Factoring the USA into the medical inflation equation does not present any more of a pretty picture. Already established as the most expensive place in the world to receive medical care (followed by Hong Kong and Israel respectively), any further increase in the cost of treatment would be prohibitive. This is true for most established economies where the individual is not covered by the national system, such as an expatriate returning to their home nation in Western Europe after an extended stay abroad, where the costs of the established healthcare service is not designed to be affordable to non-covered patients.
However, the issues of home nation healthcare are often not of great concern to the modern expatriate. Expats are typically based in locations where “low-cost” alternatives are often within easy grasp, and often supplied with a comprehensive health insurance policy as part of an attractive remuneration package, the issues of how much treatment actually costs, or of dealing with an active illness are often not treated as seriously as they would be were the expat at home having to work within the system, and providing a generous portion of their annual salary to the same. But when retirement age approaches and company supplied benefits are no longer available, having to rely on personal finances, or the often low quality medical services of their adopted home, are only some major issues which expatriates will have to contend with.
In the modern age it is no longer sufficient to rely on government services to provide you with the support which you need. Going overseas can present challenges, but with limited income, and the increased propensity for illness as you age, returning to the safety net of your home nation can prove equally difficult. There is no question that global medical costs are high, and that they will get even more expensive in the near term future.

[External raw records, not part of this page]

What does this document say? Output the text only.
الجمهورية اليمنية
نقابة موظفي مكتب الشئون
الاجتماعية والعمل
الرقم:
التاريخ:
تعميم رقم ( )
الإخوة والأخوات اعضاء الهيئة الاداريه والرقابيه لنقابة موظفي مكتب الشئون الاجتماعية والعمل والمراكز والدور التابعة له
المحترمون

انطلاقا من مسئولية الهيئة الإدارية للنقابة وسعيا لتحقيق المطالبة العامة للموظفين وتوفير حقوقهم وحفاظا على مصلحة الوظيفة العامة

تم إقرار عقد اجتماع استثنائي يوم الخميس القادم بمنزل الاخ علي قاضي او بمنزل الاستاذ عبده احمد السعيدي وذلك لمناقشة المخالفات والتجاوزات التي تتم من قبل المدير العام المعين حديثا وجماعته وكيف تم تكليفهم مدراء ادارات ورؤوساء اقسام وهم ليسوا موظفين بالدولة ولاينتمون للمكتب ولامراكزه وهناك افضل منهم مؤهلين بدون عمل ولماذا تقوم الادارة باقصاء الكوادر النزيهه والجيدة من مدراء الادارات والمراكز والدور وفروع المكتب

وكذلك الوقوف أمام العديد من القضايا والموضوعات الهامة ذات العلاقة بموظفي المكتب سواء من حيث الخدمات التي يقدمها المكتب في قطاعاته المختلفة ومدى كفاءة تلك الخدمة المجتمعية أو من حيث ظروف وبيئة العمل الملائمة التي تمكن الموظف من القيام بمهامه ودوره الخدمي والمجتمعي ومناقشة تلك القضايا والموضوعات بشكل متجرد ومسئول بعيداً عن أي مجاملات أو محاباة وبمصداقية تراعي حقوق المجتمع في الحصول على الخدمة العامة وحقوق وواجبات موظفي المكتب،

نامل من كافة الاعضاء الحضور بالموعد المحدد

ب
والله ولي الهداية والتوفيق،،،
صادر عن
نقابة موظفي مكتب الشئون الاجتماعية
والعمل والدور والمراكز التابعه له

With UK nationals over the age of 65 expected to use US$ 13,000 worth of medical services each year, and the cost of those services growing ever more expensive, it is easy to infer that in 10 years time those same 65 year olds could be expected to use US$ 14,950 worth of healthcare each year. The simple fact is that costs can, and will, inevitably go up; and with their rise, all medical related expenses – from insurance to national social network contributions – will also increase.
The question stands, then, at what can be done. When residing in their home nation an individual can reasonably assume that having contributed they will be in safe hands when they eventually retire. An expatriate, however, has no such luxury as they have lived overseas and will not, in most cases, have made significant contributions to whatever social healthcare scheme may have been apparent in their home country. Outside of specialized savings accounts, a lifetime renewable insurance policy can offer the protection which they, the expatriate, will need. As demonstrated above, the average cost of an annual insurance policy is still less than the annual contribution that most individuals would make to the UK’s medical system. And yes, while it is no secret that the premiums associated with medical insurance will rise, the cost of healthcare as a whole will increase and a larger contribution will still be paid to the social system in question than would have been paid in premiums.